DALIGNER (Myers 2014) is specifically designed for finding overlaps between noisy long reads, though its concept can also be adopted for a generic long read aligner, as implemented in DAMAPPER ( Like in BLASR, DALIGNER also performs filter based on short exact matches. Instead of using BWT (FM index), it explicitly processes k-mers within reads by thread-able and cache coherent implementation of radix sort. Detected k-mers are then compared via block-wise merge sort, which reduces memory footprint to a constant depending only on the block size. To generate local alignment, it applies O(ND) diff algorithm between two candidate reads (Myers 1986). DALIGNER achieved 22 ~ 39-fold speedup over BLASR at higher sensitivity in detecting correct overlaps (Myers 2014). DALIGNER is supposed to be a component for read overlap (with DAMASKER for repeat masking, DASCRUBBER for cleaning up low quality regions, and a core module for assembly) of DAZZLER de novo assembler for long noisy reads, which will be released in future.


Minimap2 (Li 2017) is one of the latest and state-of-the-art alignment program. Minimap2 is general-purpose aligner in that it can align short reads, noisy long reads, and reads from transcripts (cDNA) back to a reference genome. Minimap2 combines several algorithmic ideas developed in the field, such as locality-sensitive hashing as in Minimap and MHAP. For accounting possible SVs between reads and genome, it employs concave gap cost as in NGMLR, and it is efficiently computed using formulation proposed by Suzuki & Kasahara (2017). In addition to these features, the authors further optimized the algorithm, by transforming the DP matrix from row-column coordinate to diagonal-antidiagonal coordinate for better concurrency in modern processors. According to the author of Minimap2, it is supposed to replace BWA-MEM, which is in turn a widely used extension of BWA-SW.

De novo Assembly

As Lander-Waterman theory (Lander & Waterman 1988) would assert, the longer input reads are quite essential in achieving a high-quality genome assembly for repetitive genomes. Therefore, developing a de novo assembler for long read is naturally the most active area in the field of long read informatics.

To our knowledge, almost all assemblers published for long read take an overlap-layout-consensus (OLC) approach, where the overall task of assembly can be divided into the three steps. (1. Overlap) The overlaps between reads are identified as candidate pairs representing the same genomic regions, and the overlap graph is constructed to express these relations. (2. Layout) The graph is transformed to generate linear contigs. The step often starts by constructing the string graph (Myers 2005), a string-labeled graph which encodes all the information in reads observed, and eliminates edges containing redundant information. (3. Consensus) The final assembly is polished. To eliminate errors in contigs, consensus is taken among reads making up the contigs.
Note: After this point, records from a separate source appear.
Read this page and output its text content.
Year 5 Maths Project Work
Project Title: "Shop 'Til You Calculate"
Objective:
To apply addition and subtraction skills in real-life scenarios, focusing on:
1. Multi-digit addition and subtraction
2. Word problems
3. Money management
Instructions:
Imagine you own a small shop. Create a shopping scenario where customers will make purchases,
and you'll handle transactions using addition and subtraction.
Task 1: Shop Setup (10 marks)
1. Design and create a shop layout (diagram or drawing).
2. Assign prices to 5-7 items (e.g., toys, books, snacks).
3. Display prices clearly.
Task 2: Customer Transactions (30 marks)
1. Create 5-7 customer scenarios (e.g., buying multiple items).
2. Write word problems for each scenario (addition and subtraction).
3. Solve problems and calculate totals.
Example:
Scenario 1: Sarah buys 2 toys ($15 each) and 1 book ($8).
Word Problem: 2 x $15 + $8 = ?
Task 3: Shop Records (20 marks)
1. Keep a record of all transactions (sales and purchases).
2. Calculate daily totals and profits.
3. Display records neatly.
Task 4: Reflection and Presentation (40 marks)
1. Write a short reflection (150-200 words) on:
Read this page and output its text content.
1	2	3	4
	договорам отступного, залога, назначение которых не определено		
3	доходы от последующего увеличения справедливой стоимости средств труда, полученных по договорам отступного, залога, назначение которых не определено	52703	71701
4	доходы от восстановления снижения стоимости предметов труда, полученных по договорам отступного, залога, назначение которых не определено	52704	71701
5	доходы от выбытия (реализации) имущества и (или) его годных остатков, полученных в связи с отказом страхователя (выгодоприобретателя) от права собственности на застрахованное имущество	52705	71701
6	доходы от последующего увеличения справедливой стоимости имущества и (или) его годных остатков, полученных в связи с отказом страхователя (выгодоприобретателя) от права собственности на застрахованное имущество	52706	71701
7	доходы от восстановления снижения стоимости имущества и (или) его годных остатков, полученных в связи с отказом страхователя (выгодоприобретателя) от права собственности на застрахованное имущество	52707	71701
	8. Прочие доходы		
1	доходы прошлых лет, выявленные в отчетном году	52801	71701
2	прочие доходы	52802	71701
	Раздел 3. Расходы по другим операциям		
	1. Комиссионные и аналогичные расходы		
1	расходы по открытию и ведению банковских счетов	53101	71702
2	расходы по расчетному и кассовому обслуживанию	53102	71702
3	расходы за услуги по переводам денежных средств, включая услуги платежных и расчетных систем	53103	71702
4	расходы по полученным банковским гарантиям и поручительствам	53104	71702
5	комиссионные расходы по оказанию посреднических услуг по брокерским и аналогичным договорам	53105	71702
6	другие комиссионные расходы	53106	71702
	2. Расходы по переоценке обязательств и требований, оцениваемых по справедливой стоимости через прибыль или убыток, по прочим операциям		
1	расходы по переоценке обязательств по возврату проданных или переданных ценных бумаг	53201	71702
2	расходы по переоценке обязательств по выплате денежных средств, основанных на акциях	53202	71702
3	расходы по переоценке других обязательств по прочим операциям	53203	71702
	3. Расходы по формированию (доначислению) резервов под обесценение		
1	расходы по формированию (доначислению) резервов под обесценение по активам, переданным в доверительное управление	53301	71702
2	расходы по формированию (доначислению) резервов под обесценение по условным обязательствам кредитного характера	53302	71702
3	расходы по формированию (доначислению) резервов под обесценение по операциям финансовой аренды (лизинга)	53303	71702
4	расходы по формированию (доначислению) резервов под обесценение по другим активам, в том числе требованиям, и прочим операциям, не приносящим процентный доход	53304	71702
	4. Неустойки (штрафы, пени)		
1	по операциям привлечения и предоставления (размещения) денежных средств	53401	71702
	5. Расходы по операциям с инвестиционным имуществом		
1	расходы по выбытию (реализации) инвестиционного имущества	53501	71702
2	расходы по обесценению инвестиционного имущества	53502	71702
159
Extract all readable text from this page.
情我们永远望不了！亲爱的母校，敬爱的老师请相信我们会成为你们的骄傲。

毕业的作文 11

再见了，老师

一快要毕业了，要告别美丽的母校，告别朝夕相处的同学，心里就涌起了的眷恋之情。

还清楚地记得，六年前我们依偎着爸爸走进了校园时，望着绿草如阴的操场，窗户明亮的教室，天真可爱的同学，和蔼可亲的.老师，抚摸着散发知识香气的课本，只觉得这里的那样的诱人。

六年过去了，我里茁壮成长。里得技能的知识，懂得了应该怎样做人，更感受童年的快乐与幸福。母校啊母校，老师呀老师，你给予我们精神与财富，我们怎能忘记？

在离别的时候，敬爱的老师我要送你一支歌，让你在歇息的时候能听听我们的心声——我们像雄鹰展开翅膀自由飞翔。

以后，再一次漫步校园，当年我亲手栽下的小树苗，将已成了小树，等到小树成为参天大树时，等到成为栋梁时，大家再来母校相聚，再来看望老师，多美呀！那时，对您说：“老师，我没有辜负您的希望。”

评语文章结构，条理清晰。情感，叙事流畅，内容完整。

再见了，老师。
Though we do not cover tools for the consensus step here, there are many of them released to date including official Quiver and Arrow bundled in SMRT Analysis (, another official tool pbdagcon (, Racon (Vaser et al. 2017), and MECAT (Xiao et al. 2017). Of note, quality of a polished assembly can be much better than a short-read-based assembly due to the randomness of sequencing errors in long reads (Chin et al. 2013; Myers 2014).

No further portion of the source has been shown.